Awareness

Content Note: Dieser Abschnitt  behandelt den Umgang mit und der Prävention von Diskriminierung, Grenzüberschreitungen und sexualisierter Gewalt.

Nicht erst durch die über die Campagnen #musicmetoo #deutschrapmeetoo oder der Band Rammstein bekannt gewordenen Vorfälle wissen wir, dass sexualisierte Gewalt eine Diskriminierungsform ist, die in der Musikindustrie stark präsentiert ist, ob auf der Bühne - Artist-, hinter den Bühnen - in der Musikindustrie beschäftigte- oder vor den Bühnen -Besucher*innen von Konzerte und Festivals- überall da, wo Menschen ihre machtvolle Position ausnutzen, kann es leider auch immer zu übergriffigem, diskriminierendem Verhalten kommen.

Menschen mit Behinderungenwerden im Kontext von Festivals noch immer nicht ausreichend mitgedacht. Oft sind beispielsweise Mitarbeiter*innen nicht ausreichend geschult und reagieren nicht oder unzureichend auf Unterstützungsbedarfe. Festivalbesucher*innen,  die nicht gewohnt sind, auf Menschen mit offensichtlichen Behinderungen zu treffen, reagieren befremdlich und geben ihnen das Gefühl, wie Aliens und nicht willkommen zu sein.

Die c/o pop möchte sich mit diesem Awareness-Konzept für eine Gesellschaft und insbesondere für eine Festivalkultur mit weniger Diskriminierung und für mehr Safer Spaces für alle - insbesondere marginalisierte Gruppen - einsetzen. Wir sind uns bewusst, dass Awareness ein fortlaufender Prozess ist, mit dem wir uns stetig auseinandersetzen wollen und müssen. Daher ist dieses Konzept als Fortführung aus den letzten Jahren  gewonnenen Erkenntnisse zu betrachten.
Nachdem wir uns in Kooperation mit act aware mit den Grundlagen der Awareness-Arbeit auseinandergesetzt haben, haben wir im darauffolgenden Jahr einen Fokus auf sexualisierte Gewalt und gendergerechte Sprache gelegt. In diesem Jahr wollen wir im Sinne der Inklusion weitere Barrieren abbauen, um auch Menschen mit Behinderungen die Teilhabe an unserem Festival zu ermöglichen. Dazu haben wir uns von der Initiative Barrierefrei feiern e.V. beraten lassen und Menschen mit Behinderungen als Expert*innen in eigener Sache hinzugezogen.

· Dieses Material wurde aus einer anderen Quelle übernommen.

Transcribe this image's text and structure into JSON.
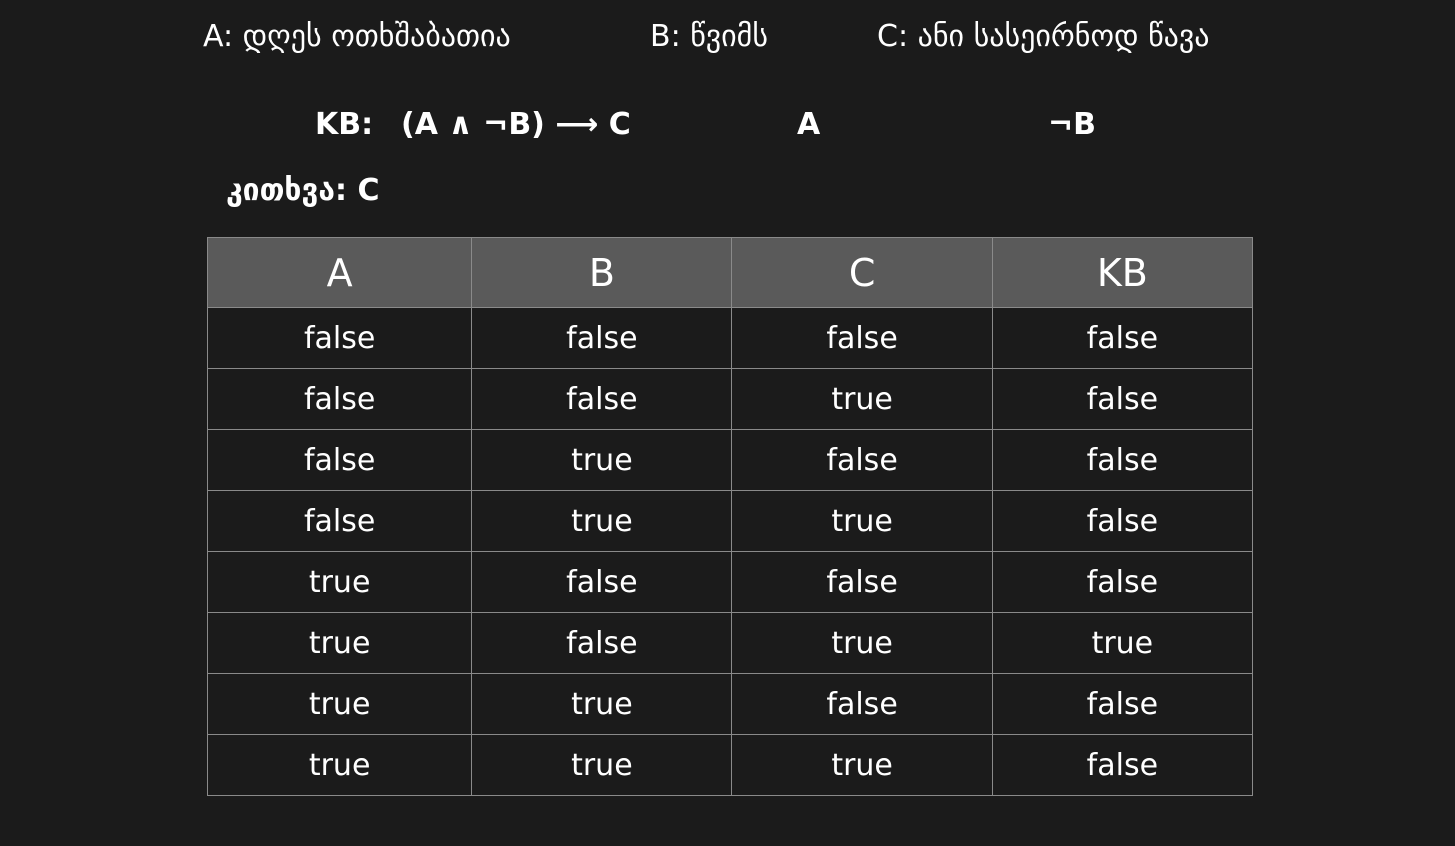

Wir sind uns bewusst, dass das c/o pop nicht frei von Grenzüberschreitungen und Diskriminierungen ist. Um unserer Vision von einem sicheren Miteinander für alle näherzukommen, setzen wir Awareness Maßnahmen um.

Und dies fängt mit einer Reflexion bei uns selbst an: Wir setzen uns mit unseren Privilegien und unserem Handeln auseinander.

Wir wollen unseren Prozess transparent machen und ihn als Grundlage verstehen, in den Austausch zu kommen und uns weiterzuentwickeln. Wir nehmen unsere Verantwortung als Festival wahr und wollen darüber hinaus auch andere Veranstaltungen dazu auffordern.